First Round of the 73rd Czech and Slovak Mathematical Olympiad (take-home part)

a) Yes, the number $N=137658942$ works, since the sums of consecutive triples are (left to right) 11, 16, 18, 19, 22, 21, 15.
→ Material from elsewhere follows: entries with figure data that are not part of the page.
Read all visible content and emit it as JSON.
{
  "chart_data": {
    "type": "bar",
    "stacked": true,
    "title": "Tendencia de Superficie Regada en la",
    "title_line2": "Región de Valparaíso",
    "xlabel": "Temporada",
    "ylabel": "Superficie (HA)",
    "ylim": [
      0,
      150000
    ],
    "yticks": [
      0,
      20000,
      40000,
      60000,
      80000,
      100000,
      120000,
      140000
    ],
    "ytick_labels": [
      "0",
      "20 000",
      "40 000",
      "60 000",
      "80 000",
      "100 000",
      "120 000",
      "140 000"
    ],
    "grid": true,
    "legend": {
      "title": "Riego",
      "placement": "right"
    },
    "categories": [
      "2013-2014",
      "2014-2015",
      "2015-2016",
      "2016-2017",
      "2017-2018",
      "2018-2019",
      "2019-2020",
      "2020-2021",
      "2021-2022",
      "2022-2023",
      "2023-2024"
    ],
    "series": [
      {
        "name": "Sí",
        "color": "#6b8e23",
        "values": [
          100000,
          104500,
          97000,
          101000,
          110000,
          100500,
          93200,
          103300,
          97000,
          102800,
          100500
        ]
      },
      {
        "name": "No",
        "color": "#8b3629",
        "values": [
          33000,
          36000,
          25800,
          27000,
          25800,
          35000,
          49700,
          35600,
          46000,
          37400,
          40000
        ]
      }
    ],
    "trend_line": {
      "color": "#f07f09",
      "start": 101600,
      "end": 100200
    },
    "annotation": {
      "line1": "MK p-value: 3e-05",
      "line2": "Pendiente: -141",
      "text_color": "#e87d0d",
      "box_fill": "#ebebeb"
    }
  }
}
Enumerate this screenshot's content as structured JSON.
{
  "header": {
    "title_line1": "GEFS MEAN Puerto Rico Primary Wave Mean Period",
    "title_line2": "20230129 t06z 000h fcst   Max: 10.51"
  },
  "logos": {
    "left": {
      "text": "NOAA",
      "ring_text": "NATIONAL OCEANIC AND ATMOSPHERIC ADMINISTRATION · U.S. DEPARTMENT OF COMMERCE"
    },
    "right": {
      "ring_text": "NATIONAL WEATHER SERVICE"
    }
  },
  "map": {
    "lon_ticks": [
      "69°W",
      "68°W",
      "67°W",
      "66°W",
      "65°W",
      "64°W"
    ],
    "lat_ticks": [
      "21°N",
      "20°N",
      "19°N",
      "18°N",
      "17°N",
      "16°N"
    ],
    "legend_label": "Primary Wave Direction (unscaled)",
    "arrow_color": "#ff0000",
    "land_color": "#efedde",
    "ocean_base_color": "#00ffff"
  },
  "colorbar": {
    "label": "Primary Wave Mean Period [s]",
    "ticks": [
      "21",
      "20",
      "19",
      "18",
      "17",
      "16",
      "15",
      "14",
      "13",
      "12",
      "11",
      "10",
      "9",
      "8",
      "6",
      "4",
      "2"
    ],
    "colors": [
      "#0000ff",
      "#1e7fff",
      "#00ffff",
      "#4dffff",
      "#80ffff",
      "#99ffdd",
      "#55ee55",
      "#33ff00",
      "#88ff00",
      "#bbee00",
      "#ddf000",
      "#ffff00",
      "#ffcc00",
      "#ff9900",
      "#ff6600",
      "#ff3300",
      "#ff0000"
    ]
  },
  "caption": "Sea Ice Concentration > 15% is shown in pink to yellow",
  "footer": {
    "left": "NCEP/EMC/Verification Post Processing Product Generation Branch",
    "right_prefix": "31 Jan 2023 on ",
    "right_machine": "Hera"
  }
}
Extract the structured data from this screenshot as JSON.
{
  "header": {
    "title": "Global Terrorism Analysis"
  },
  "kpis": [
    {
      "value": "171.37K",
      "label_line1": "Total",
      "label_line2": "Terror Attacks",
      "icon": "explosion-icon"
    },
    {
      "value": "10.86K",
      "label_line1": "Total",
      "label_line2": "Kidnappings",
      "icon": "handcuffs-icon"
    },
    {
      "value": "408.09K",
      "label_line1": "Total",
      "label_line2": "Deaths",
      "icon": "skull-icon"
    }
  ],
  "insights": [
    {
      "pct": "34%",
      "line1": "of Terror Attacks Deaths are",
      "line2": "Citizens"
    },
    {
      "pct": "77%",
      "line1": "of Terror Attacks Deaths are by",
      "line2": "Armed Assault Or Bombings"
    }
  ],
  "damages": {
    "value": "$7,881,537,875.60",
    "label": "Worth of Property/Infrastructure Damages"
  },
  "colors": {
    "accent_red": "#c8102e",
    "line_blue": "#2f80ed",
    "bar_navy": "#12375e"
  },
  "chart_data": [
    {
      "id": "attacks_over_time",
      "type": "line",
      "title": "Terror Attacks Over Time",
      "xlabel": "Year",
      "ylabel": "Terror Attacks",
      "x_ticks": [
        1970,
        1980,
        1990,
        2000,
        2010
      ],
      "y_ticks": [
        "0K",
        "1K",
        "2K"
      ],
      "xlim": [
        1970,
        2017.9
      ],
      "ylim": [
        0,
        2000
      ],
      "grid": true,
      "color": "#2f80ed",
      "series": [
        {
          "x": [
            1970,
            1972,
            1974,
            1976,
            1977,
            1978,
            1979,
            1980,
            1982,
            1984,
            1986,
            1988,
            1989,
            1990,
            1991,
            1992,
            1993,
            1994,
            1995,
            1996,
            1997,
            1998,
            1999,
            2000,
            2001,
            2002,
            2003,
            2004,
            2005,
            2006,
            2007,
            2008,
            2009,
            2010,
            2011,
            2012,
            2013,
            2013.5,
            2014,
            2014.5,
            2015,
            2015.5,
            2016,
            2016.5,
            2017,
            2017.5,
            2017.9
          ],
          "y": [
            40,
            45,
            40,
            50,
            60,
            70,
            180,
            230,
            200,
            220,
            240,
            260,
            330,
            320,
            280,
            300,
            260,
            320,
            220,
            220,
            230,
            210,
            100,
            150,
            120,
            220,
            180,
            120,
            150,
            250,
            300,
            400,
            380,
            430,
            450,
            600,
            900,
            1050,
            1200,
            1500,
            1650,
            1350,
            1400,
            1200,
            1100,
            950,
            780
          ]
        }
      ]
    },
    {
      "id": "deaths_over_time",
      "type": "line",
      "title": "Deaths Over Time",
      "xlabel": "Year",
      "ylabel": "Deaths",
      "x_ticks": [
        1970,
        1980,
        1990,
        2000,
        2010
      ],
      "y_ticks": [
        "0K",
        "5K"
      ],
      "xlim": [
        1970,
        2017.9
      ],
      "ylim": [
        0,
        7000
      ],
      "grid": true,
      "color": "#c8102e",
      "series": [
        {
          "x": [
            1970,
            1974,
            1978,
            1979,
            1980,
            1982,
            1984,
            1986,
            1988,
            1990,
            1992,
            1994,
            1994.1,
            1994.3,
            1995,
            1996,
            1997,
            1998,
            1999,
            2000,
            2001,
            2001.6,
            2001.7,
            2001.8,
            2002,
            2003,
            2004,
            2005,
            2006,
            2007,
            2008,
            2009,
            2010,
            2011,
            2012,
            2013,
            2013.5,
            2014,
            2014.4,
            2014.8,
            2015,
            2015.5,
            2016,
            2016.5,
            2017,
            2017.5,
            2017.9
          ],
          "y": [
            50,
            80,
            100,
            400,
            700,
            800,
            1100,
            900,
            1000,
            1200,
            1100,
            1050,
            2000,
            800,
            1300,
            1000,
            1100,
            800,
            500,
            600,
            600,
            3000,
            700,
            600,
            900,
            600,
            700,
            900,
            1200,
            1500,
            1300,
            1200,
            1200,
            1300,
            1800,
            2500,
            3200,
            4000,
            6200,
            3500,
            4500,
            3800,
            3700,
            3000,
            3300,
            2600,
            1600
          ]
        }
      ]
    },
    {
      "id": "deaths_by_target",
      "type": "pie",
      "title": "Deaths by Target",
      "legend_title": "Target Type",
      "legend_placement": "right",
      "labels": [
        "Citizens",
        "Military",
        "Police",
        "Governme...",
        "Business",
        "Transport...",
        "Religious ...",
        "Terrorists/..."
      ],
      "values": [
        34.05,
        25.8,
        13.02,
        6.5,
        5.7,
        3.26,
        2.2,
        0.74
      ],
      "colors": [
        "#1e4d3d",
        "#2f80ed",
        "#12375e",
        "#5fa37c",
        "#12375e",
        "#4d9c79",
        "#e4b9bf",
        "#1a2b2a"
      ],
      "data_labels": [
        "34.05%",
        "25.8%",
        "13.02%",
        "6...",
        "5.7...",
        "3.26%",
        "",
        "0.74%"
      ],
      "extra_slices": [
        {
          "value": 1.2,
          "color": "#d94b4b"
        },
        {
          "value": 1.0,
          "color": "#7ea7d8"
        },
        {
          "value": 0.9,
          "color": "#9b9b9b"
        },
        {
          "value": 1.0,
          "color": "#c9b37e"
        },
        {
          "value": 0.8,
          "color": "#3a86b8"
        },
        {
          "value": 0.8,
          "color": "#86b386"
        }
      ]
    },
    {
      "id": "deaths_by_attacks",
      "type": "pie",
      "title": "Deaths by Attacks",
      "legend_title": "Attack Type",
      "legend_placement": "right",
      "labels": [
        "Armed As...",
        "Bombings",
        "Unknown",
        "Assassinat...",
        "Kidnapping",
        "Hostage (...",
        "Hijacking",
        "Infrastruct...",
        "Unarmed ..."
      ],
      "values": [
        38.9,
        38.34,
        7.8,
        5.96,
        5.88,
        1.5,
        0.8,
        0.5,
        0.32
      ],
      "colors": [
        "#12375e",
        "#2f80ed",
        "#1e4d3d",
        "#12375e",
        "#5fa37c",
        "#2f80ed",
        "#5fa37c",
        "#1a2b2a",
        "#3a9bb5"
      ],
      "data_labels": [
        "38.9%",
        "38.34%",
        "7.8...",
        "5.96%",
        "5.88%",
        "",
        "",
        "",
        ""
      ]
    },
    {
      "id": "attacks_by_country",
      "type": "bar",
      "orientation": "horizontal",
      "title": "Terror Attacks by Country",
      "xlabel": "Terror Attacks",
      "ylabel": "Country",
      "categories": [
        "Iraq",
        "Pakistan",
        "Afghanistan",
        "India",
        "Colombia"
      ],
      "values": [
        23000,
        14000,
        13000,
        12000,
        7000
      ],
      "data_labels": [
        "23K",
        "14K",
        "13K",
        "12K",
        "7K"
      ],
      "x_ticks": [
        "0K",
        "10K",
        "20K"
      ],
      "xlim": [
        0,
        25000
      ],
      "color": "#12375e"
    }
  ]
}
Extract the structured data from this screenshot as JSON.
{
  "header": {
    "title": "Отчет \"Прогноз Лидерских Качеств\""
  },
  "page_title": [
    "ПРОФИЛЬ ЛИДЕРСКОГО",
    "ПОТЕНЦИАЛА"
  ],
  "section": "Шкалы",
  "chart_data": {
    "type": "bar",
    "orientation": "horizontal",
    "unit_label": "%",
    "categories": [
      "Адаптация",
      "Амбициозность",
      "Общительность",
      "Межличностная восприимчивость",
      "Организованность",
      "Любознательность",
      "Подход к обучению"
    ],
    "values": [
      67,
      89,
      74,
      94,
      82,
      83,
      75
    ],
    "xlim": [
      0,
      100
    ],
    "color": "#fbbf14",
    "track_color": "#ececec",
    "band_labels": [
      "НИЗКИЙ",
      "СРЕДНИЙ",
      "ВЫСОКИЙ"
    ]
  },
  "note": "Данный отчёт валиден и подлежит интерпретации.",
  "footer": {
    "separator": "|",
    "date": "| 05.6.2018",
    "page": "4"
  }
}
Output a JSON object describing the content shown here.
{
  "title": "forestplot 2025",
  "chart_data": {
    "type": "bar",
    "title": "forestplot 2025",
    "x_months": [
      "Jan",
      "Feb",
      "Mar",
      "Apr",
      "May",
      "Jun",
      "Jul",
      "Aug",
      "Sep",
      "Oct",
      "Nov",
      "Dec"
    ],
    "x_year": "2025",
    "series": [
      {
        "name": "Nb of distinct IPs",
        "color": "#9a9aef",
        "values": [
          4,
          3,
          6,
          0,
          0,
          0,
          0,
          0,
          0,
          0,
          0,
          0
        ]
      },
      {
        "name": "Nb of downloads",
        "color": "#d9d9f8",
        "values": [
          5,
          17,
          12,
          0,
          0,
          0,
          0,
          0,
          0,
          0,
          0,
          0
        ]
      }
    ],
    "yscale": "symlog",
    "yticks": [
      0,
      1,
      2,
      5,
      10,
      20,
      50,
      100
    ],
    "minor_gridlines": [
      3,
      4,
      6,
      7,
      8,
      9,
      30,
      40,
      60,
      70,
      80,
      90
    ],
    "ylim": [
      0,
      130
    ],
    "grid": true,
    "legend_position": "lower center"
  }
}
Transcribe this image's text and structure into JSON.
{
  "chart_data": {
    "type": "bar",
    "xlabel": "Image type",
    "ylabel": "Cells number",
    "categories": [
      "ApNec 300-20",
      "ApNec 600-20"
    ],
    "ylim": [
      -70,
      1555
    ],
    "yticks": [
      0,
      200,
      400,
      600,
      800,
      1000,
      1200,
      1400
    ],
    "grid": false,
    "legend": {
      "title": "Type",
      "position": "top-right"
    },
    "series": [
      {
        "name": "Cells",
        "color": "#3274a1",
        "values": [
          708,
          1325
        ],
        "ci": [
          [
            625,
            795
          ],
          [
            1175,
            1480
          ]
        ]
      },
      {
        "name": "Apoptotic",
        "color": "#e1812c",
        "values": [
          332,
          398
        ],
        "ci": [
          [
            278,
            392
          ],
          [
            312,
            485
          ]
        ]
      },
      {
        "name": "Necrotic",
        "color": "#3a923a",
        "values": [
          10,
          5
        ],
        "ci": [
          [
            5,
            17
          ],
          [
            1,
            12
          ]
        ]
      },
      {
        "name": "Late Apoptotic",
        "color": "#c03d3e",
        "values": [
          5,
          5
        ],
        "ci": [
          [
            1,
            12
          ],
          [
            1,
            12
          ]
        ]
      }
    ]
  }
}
b) We shall prove that no such number exists by showing that for any $N$, the sum of the 7 numbers is at most 122, while the numbers given to us have sum 123. Denote the $i$-th digit of $N$ by $a_i$ and let $S$ be the sum of the resulting 7 sums. Then we have: $$\begin{array}{rl}S& =(a_1+a_2+a_3)+(a_2+a_3+a_4)+(a_3+a_4+a_5)+(a_4+a_5+a_6)+(a_5+a_6+a_7)+(a_6+a_7+a_8)+(a_7+a_8+a_9)\\ & =3(a_2+a_3+a_4+a_5+a_6+a_7+a_8)+a_1+a_9\end{array}$$ Since all digits are distinct and non-zero, $a_1,\dots ,a_9$ is a permutation of $1,2,\dots ,9$, so their sum is $45$. Thus, $$S=3(a_2+a_3+a_4+a_5+a_6+a_7+a_8)+a_1+a_9=3(45-a_1-a_9)+a_1+a_9=135-2a_1-2a_9$$ The minimum possible value of $a_1+a_9$ is $1+2=3$, so the maximum possible $S$ is $135-2\times 3=129$. The maximum $a_1+a_9$ is $8+9=17$, so the minimum $S$ is $135-2\times 17=101$.

But more precisely, since the sequence $11,15,16,18,19,21,23$ sums to $123$, which is not possible as $S$ can be at most $122$ (as shown in the original solution), there is no such $N$.